In the Logs window, enable HTTP logging and close the window. This will allow you to monitor the requests sent to the Whisper server after configuration (Figure 13).

Enable HTTP logging and close window
Figure 13 - Enable HTTP logging and close the window

Right-click the tray icon again and open the Voice settings from the context menu (Figure 14).

Open Voice settings from context menu
Figure 14 - Open Voice settings from the context menu

Enter the API URL you copied from the terminal, append "/audio/transcriptions" to the end of the URL, specify the model name, and leave the API key field empty since the local server does not require authentication. Click OK to save the settings (Figure 15).

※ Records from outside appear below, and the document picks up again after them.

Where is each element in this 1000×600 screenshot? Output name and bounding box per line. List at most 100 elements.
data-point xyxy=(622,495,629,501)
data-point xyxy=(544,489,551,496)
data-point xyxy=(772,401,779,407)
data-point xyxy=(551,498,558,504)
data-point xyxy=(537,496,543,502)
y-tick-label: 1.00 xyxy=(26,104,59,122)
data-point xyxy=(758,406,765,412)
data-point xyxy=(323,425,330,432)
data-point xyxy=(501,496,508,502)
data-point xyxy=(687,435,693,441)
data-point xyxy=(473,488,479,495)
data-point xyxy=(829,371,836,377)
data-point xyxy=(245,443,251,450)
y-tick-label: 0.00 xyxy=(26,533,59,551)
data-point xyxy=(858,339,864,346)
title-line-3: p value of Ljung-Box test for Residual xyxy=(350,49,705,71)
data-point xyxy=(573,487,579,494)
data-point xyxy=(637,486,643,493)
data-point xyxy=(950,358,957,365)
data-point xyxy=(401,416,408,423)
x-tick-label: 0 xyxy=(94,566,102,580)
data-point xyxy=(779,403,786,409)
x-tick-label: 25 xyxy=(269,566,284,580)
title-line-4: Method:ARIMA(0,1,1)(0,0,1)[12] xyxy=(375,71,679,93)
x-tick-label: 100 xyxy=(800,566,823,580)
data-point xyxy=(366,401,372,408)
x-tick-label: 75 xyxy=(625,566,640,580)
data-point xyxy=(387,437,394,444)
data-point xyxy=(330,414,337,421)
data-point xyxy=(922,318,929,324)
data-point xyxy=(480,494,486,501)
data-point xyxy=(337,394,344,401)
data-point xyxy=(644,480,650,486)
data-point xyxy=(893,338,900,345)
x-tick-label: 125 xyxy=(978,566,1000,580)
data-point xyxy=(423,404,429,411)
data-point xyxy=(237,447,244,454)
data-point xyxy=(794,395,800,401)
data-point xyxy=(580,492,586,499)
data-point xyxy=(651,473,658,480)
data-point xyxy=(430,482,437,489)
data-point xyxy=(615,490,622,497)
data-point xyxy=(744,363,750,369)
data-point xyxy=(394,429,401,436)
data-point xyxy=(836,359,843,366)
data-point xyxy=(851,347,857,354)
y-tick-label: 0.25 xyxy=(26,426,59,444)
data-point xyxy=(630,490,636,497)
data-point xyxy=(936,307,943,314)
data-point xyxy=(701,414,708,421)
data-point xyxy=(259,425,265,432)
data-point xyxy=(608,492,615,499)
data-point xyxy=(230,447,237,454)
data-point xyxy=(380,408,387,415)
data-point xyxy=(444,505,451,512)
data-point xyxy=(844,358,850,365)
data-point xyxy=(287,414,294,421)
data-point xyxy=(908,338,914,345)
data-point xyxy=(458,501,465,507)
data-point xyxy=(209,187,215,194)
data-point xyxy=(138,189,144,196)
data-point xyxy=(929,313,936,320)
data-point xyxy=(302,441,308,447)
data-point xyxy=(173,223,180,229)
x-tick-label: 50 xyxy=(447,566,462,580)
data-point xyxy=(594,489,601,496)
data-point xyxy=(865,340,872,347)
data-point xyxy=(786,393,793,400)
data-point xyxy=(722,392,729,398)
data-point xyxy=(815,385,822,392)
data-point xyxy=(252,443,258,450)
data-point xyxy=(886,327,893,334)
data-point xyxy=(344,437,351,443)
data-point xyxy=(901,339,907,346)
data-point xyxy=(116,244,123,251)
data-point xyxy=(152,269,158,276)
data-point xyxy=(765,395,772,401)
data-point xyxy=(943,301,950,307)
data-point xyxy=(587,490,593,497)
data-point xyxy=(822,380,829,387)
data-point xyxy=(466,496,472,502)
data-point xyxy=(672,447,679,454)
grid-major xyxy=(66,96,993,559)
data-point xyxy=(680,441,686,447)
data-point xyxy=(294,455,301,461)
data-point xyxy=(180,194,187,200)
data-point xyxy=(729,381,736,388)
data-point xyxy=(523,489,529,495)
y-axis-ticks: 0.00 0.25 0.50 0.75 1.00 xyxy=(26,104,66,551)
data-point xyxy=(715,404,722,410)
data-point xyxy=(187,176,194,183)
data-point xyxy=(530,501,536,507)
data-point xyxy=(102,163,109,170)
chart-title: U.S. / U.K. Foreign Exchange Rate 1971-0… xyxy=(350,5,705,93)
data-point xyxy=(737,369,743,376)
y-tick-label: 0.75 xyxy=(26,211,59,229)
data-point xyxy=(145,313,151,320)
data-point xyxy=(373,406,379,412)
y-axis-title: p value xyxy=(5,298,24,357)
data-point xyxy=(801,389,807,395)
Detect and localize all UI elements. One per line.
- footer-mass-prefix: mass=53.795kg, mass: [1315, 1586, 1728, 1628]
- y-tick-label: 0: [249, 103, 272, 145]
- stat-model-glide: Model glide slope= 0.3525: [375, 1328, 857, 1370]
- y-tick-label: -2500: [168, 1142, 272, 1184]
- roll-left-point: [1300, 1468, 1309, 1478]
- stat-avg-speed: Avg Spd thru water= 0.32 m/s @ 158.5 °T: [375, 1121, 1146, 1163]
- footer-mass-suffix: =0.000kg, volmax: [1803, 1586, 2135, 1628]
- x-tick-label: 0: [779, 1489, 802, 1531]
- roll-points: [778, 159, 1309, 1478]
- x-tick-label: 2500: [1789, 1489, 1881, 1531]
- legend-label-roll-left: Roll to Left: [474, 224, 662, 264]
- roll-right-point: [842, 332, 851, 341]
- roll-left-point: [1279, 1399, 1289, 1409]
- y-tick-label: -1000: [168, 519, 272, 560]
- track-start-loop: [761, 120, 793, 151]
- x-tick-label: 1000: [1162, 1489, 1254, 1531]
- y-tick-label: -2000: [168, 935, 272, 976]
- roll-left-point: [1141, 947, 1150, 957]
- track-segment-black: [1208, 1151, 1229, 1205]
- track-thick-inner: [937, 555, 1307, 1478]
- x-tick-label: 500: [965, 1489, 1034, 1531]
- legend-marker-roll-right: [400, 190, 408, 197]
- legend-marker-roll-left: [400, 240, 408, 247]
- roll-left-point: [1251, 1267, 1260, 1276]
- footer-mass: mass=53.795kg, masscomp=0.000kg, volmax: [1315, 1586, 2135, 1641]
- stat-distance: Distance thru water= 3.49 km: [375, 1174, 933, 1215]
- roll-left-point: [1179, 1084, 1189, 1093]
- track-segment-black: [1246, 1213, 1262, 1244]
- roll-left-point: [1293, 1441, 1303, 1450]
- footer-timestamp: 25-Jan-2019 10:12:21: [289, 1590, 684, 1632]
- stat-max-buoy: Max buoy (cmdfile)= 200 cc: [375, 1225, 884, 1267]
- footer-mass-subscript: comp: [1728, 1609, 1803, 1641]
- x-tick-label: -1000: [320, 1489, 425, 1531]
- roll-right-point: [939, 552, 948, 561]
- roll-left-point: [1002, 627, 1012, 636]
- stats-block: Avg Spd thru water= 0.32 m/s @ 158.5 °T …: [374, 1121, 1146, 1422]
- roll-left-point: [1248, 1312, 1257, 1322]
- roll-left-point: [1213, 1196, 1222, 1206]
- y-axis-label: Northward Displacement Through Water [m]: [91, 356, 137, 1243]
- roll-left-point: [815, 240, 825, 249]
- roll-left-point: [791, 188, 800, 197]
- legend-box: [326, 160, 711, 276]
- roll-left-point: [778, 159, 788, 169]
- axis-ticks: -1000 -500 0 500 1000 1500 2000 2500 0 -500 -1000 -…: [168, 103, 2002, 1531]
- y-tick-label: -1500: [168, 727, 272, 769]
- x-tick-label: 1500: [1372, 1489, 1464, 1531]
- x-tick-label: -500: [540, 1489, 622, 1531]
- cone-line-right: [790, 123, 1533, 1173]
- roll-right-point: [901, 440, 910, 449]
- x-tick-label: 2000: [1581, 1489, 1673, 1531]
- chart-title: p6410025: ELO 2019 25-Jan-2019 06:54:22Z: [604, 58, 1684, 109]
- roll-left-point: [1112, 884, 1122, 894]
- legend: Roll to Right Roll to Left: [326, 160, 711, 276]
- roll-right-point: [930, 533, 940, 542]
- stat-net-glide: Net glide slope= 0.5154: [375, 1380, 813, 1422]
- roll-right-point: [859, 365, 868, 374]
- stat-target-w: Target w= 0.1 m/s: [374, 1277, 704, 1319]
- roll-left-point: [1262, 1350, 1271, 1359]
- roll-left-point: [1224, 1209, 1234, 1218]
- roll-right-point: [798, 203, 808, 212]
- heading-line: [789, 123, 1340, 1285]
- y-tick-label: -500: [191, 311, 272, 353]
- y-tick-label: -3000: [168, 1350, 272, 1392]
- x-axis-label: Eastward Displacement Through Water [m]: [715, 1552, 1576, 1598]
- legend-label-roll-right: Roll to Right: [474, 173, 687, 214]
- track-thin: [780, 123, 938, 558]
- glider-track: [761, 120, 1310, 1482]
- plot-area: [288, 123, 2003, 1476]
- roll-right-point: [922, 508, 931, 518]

Enter API URL, model and key
Figure 15 - Enter the API URL, model and API key

Test the setup by placing your cursor in any input field and using the voice recording hotkey to dictate some text. The audio will be sent to the local Whisper server and the transcription will be pasted into the active field (Figure 16).

Use speech-to-text transcription
Figure 16 - Use speech-to-text transcription

Open the Logs window to verify the request. You should see an HTTP request to the /v1/audio/transcriptions endpoint, confirming that Ozeki Voice Keyboard is successfully communicating with the local Whisper server (Figure 17).

View request in logs
Figure 17 - View the transcription request in the logs

To sum it up

You have successfully set up a local Whisper speech recognition server on Windows and connected it to Ozeki Voice Keyboard. The application will now use your local Whisper instance for all voice transcriptions, giving you a fast, private, and fully offline speech-to-text pipeline that does not rely on any external cloud service.